Jim Rogers may be what the media calls a “legendary investor”, but that does not mean he always knows what he is talking about such as when he argued yesterday on CNBC that the U.K. may need a bailout.
While the U.K. economy is faltering, it is a huge stretch to say that the country belongs in the same league as Ireland, Portugal or Greece. For one thing, as of December 2010 the country’s general government debt was £1105.8 billion, equal to 76.1 percent of GDP, according to the Office of National Statistics. The comparable figure in Ireland was 94.2 percent, the figure in Portugal tops 83% and is 144 percent in Greece. For the sake of comparison, the U.S. debt-to-GDP ratio is 58.9%, in line with the worldwide average of 59.3%, according to The World Factbook published by the CIA.
Economists, on average, are expecting the U.K.’s GDP to grow at 1.7% this year, which though hardly spectacular it is only slightly under the European Union’s forecast of a 1.8% gain in real GDP n the EU and 1.6% in the euro area in 2011. Ireland’s growth rate for this year is expected to be 1%. Portugal’s economy is expected to contact as is Greece’s.

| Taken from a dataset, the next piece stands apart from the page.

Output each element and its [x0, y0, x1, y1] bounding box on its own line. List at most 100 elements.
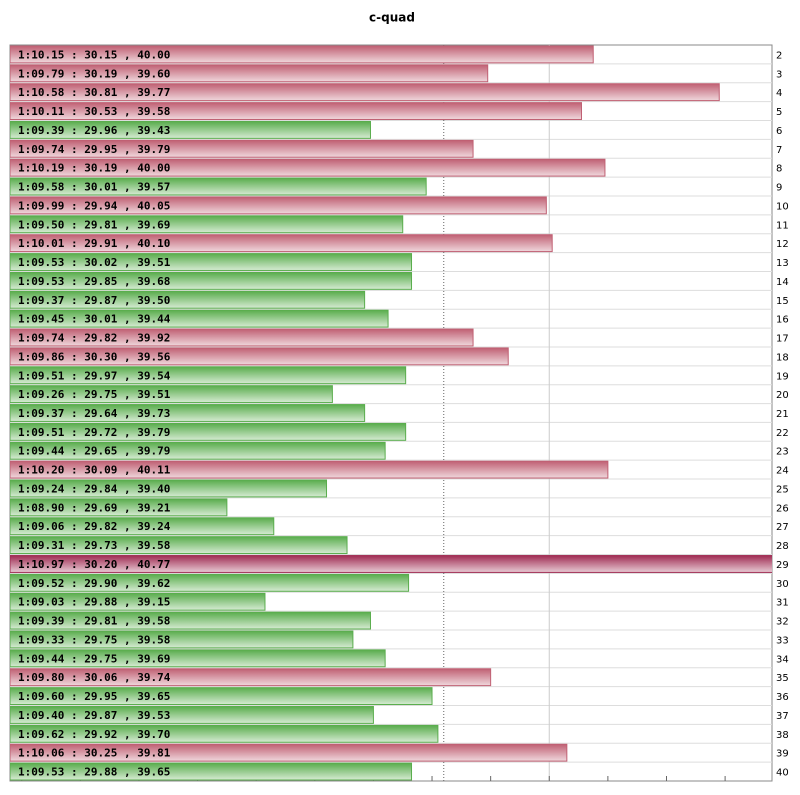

The Federal Reserve expects the U.S. economy to grow between 3.1 percent to 3.1 percent.
Now that the country has basked in the glow of the wedding of Prince William and Kate Middleton, residents of the U.K., it can return to complaining about the economy. Indeed, voters vented their fury at the Liberal Democrats over the government’s austerity plans by handing the party humiliating defeat after humiliating defeat in recent local elections.
Though U.K. analysts argue that the existing austerity measures were sufficient, Rogers shouldn’t be dismissed too easily. After all, he started trading the stock market with $600 in 1968. Four years later he formed the Quantum Fund with billionaire George Soros before retiring a multi millionaire at the age of 37. By the way, Soros knows the U.K. well too having made a fortune shorting the pound in the 1990s. Rogers is correct that the U.K. economy needs to make some major economic changes, a feeling shared by officials there including Chancellor of the Exchequer George Osborne, who reiterated this point during a speech last month.
Over the past decade Britain fell behind, our economy became too unbalanced, while other countries made themselves more competitive.
Too much debt, not enough savings. In many regions, too big a public sector and too small a private sector. Too many imports compared to too few exports.
The household savings ratio plummeted.
Manufacturing halved as a share of our economy.
Between 2000 and 2009 Britain’s share of world exports fell by a third, while Germany’s share actually rose.
We need to step up a gear.
While the housing sector looks weak as does other economic data, it is far too early for the U.K. to think a double-dip recession is inevitable, particularly if oil prices stabilize. The government, though, can’t afford to cave into political pressure and to turn on the spigots of spending.
Besides, wiseman on Wall Street are often wrong. Consider this gem from 2008 about the bailout of the financial sector: “History shows these plans don’t work. What does work is to let the market clean itself.” Those comments came from — you guessed it — Jim Rogers. Though his views were not unique, they were short-sighted. Most economists agree that the bailouts were needed and largely successful.